Él quería creerla, necesitaba creerla. Abrió las pequeñas manos y depositó en ambas palmas un suave y cálido beso. Rosana le sujetó la cara mirándolo con ternura, al tiempo que decía sonriendo:

 

—Eres un asino.

 

Ambos no pudieron contener la risa recordando la anécdota de la mañana en El Coliseo, logrando con ello relajar la tensión vivida durante los últimos instantes. Decidieron marcharse dado lo avanzado de la hora, pensando que al día siguiente les esperaban numerosas visitas que realizar y necesitaban descansar para restablecer las agotadas energías.

 

La frescura de la noche se dejaba sentir al cruzar las pequeñas callejas castigadas por el implacable calor bochornoso del día. Rosana tuvo un ligero escalofrío provocado por el cambio de temperatura.

 

—¿Tienes frío? —preguntó, cogiéndola por los hombros y atrayéndola hacia él.

 

Ella no contestó, dejándose llevar.

 

—No puedo comprender qué me ha ocurrido esta noche —comentó hablando para sí mismo, mientras caminaban hacia el hotel—. Tal vez sea porque en un par de ocasiones he sentido que te alejabas de mí, viajando muy lejos con tu imaginación, como esta tarde en la Fontana. Creo que eso me ha llevado a pensar que había alguien en algún lugar que te importaba de verdad.

 

—Lo hubo —contestó tristemente—. Pero de eso hace ya mucho tiempo.

 

Apoyó la cabeza contra su hombro, como buscando protección. Él se paró y levantó el bonito rostro, mirándola a los ojos.

 

—¿Quieres hablar de ello? —preguntó a media voz.

 

Ella negó con la cabeza en un gesto apenas visible, ocultando la cara entre su pecho.

 

—Ahora no —murmuró quedamente—, en otro momento.

 

Continuaron la marcha hasta el cercano hotel que ya aparecía a escasos metros del lugar en que se hallaban.
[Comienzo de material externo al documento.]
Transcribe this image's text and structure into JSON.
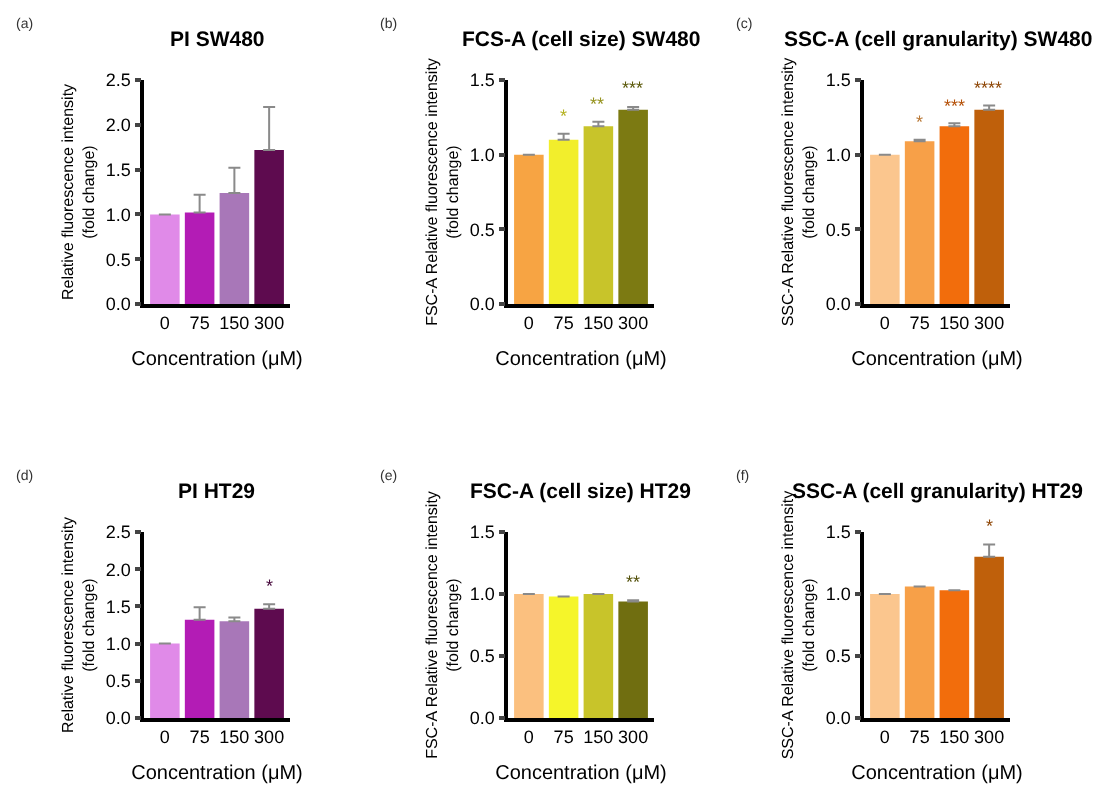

Antes de llegar a la entrada fue él quien la atrajo hacia sí y besó con ternura su mejilla. Ella hubiera deseado que aquella caricia no tuviera final. Desgraciadamente nada es eterno, él se apartó preguntando:

 

—¿Te vengo a buscar mañana hacia las once?

 

—¡Muy bien!

 

—¿Adónde quieres que vayamos?

 

—Organiza tú el día, al fin y al cabo eres mi guía.

 

Ciao, bambina! Ci vediamo domani![56] se  despidió con una sonrisa.

 

Ciao!

 

Se dirigió hacia la entrada del hotel, en tanto él la observaba sin moverse. Antes de entrar en el ascensor miró hacia la puerta y vio cómo se alejaba calle abajo.

 

Alfredo caminaba con pausada lentitud en dirección a la Piazza Venezia, cabizbajo y concentrado, en actitud pensativa. Su mente no cesaba de examinar los últimos acontecimientos. Estaba furioso consigo mismo por lo que ocurriera en la plaza. No era normal que él perdiera el control de sus actos de una manera tan estúpida.

 

«Esto se me está yendo de las manos —pensó—. Debo dominarme, al fin y al cabo es casi una desconocida —se dijo, tratando de convencerse—. Sí... ¡Una cautivadora desconocida!».

 

Volvió a sentirla apoyada en su hombro con actitud indolente, a embriagarse con el exquisito perfume que despedía su piel, a sentir la suavidad de aquellas pequeñas y delicadas manos, creadas para acariciar, más propias de niña que de mujer, a recordar la insinuante frescura de sus jugosos labios. ¡Aquella mujer lo hechizaba! ¿Cómo podía haber ocurrido? Todo aquello parecía una terrible pesadilla. Un sueño absurdo y cruel del que..., a ser posible..., ¡no quisiera despertar!